# How specifications evolve

## Why specifications get revised

The frontier moves. New models clear higher Quality Scores, serving stacks get faster, context windows get longer. If thresholds stayed fixed, every tier would slowly drift toward irrelevance and Standard would quietly become what Prime is today. Revisions keep each tier meaningful: Max means frontier, Prime means strong production-grade, Standard means fast and cheap but still useful.

For what each threshold actually measures, see [How we define instruments](broken://pages/sfxozGnwuVs8kBcTbFhO). For the live values, see [Current instruments](/docs/instrument-specifications/current-instruments.md). This page is about the schedule and governance around changes.

## Review cadence is quarterly

Every quarter, we revisit each instrument specification:

1. **Refresh benchmark data.** At the end of the quarter, scores across all eligible models and suppliers get pulled from the underlying public leaderboards.
2. **Propose new thresholds.** Quality Score floors, throughput minima, TTFT cutoffs, and task-type-specific benchmark thresholds get re-evaluated.
3. **Validate eligibility.** Before any change publishes, proposed thresholds get tested against the live model set. A reasonable number of distinct models from distinct suppliers still qualify for each instrument. A specification that no model can hit is not a specification, it is a moratorium.
4. **Publish with notice.** Changes publish at least 15 days before the effective date.
5. **Effective date.** On the first day of the new quarter at 00:00 UTC, the updated specification goes live.
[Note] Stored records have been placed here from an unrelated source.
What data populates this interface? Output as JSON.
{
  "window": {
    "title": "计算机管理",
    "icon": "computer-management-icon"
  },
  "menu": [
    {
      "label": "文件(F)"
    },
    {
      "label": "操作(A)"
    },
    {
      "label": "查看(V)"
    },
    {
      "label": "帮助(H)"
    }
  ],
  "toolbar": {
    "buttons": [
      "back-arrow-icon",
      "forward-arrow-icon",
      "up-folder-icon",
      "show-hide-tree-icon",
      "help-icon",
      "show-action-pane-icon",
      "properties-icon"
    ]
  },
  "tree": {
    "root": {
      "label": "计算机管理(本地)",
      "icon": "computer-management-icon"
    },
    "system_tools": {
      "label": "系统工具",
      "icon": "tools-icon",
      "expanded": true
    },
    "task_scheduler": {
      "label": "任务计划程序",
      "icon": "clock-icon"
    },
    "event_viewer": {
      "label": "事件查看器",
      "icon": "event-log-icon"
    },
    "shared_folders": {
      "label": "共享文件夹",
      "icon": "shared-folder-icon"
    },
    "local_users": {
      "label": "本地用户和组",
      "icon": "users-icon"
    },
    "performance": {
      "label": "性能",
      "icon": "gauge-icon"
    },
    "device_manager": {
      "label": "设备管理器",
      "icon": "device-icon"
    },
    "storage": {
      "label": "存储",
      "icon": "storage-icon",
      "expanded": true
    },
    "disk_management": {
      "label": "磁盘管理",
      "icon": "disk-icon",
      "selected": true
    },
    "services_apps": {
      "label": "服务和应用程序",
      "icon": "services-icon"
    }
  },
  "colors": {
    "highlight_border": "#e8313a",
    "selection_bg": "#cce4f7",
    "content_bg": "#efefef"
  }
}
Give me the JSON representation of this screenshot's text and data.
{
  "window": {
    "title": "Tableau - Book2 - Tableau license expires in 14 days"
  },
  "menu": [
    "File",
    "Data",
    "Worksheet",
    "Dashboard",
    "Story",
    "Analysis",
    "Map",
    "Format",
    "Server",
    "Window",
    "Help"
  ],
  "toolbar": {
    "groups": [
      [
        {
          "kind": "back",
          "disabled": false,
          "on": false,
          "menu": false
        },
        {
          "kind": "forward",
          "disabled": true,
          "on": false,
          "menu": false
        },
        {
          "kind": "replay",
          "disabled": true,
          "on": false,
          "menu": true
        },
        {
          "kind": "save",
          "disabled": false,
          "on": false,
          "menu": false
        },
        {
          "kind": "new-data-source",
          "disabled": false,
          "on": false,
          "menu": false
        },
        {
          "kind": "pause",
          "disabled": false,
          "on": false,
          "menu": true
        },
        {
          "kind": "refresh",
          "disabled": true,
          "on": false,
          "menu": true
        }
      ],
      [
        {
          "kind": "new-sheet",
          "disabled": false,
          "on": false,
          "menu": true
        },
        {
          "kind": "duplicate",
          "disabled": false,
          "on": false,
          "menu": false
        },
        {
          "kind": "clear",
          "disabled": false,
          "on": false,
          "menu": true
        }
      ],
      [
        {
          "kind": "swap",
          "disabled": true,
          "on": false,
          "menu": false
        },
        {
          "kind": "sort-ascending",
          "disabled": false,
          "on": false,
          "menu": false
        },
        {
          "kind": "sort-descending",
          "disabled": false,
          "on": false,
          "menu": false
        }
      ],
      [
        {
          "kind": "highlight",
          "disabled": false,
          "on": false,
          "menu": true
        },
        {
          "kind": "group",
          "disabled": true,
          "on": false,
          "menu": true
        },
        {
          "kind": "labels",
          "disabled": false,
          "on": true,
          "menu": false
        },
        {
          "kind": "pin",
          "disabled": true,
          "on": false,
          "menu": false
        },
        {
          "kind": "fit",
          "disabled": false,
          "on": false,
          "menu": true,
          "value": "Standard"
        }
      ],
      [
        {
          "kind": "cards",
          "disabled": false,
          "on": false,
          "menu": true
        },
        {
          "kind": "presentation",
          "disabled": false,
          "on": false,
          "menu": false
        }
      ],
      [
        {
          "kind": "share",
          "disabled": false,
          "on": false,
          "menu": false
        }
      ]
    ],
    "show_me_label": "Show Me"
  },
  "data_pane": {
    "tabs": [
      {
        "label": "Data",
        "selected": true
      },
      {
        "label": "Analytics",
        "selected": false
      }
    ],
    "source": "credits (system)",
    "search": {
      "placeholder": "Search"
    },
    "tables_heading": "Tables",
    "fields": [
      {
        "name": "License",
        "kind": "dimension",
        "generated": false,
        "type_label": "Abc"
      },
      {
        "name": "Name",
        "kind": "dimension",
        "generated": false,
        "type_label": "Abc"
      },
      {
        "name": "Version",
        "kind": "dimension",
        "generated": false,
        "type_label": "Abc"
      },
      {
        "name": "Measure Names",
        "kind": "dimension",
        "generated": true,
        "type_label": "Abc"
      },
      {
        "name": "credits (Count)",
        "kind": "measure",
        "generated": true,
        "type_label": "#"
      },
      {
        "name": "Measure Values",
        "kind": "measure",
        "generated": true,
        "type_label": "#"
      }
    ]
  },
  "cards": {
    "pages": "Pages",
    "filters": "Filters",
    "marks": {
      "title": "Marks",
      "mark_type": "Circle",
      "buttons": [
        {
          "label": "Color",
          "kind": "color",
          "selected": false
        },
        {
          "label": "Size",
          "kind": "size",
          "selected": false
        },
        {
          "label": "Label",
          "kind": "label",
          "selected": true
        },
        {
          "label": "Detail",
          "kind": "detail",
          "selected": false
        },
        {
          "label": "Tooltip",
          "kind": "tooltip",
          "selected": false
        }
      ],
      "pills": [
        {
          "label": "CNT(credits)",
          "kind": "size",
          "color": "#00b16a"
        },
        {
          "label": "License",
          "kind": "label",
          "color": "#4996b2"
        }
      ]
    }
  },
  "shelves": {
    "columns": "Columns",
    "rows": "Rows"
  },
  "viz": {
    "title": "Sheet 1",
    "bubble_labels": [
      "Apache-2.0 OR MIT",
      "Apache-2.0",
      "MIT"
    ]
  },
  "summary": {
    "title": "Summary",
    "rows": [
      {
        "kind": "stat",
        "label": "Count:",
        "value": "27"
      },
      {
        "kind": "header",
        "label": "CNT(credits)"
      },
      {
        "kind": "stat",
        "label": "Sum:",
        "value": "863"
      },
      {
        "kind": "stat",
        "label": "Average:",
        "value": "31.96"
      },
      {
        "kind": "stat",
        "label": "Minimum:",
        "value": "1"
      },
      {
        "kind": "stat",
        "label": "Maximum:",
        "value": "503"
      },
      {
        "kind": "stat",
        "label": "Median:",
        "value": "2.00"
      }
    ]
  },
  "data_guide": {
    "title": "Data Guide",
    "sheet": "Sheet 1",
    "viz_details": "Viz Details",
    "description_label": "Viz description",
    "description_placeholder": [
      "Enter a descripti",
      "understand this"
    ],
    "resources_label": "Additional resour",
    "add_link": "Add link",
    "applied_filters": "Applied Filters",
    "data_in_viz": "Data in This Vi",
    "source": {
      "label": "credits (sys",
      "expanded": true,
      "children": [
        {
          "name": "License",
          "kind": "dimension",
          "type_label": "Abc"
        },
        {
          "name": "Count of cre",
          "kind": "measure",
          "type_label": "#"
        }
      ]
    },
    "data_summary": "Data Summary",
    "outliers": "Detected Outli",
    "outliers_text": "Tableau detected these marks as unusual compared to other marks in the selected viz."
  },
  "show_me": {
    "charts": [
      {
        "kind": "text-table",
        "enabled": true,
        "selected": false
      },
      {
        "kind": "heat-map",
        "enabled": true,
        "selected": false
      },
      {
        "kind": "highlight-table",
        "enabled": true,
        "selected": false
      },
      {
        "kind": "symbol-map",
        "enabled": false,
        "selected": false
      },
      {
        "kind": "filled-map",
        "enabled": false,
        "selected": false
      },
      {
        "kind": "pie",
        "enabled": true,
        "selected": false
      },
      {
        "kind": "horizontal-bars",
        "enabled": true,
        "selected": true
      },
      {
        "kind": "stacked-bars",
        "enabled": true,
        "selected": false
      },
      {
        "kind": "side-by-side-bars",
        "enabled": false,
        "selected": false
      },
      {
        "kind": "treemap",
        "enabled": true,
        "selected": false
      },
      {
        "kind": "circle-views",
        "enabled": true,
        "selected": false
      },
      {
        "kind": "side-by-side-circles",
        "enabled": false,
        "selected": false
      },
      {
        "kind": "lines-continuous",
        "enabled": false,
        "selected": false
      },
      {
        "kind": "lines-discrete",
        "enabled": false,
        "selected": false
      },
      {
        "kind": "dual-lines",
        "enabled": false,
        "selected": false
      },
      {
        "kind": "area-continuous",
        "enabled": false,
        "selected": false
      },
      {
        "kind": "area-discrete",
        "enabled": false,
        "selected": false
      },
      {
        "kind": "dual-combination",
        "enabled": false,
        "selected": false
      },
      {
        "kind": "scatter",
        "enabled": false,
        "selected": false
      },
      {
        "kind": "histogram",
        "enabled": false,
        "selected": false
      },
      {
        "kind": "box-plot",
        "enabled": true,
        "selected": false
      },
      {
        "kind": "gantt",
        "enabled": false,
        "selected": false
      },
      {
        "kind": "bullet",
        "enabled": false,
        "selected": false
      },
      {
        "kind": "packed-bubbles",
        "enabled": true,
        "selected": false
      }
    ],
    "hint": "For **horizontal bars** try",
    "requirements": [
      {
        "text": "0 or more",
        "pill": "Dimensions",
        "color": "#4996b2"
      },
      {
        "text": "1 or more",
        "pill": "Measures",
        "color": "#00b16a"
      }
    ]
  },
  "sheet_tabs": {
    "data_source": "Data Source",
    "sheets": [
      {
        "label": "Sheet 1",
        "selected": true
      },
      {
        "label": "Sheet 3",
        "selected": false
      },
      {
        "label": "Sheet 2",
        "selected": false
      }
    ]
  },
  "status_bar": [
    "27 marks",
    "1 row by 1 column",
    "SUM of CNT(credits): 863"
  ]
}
Quarterly is long enough that suppliers can plan upgrades without thrash, and short enough that thresholds do not drift far behind the frontier. Three months is the cleanest cadence in commodity markets that benchmark physical or technical specifications (energy, agriculture, metals), and the same logic applies here.

## Supplier rollover keeps the order book filling

Specification changes publish before they take effect, never retroactively. Existing customers see no break in API contracts. The instrument string stays the same. What changes is the supplier mix underneath.

Suppliers whose models no longer meet the revised thresholds get a rollover window:

* **Re-qualify.** Roll over to a model that clears the new specification.
* **Exit.** Stop offering supply on that instrument.
* **Suspend.** Suppliers who do not attest to the new specification are suspended until they comply.

Suppliers who attest on schedule keep their inventory active. The order book continues to fill orders without interruption while the supplier set adjusts.

## Your code does not change when specifications get revised

The instrument string is stable across revisions. When a Quality Score floor goes up, the models serving the instrument get stronger. When older models fall below the revised threshold, they get removed from the eligible set. You write `model: "text-prime"` and ship.

A few practical implications:

* **No migration on revision day.** No new credentials, no new endpoints, no SDK changes.
* **Supplier composition shifts silently.** The model behind a request can change between calls, both within a quarter and across revisions.
* **Notifications go to suppliers, not consumers.** As a buyer, you do not have to track the cycle to keep your code working.

## Code and Agent specifications are still calibrating

Code and Agent instruments are in Preview. Their thresholds are subject to revision before the instruments go live as the underlying benchmarks (SWE-bench Pro, METR, tau-squared-Bench) get refined and as the model landscape shifts. The values on [Current instruments](/docs/instrument-specifications/current-instruments.md) reflect the launch specification. Once Code and Agent go live, they enter the same quarterly cycle as Text.

## Next

* [Current instruments](/docs/instrument-specifications/current-instruments.md). Live catalog with thresholds and when-to-use guidance.
* [How we define instruments](broken://pages/sfxozGnwuVs8kBcTbFhO). What the Quality Score, context, and latency thresholds mean and how qualification works.


---

# Agent Instructions: Querying This Documentation

If you need additional information that is not directly available in this page, you can query the documentation dynamically by asking a question.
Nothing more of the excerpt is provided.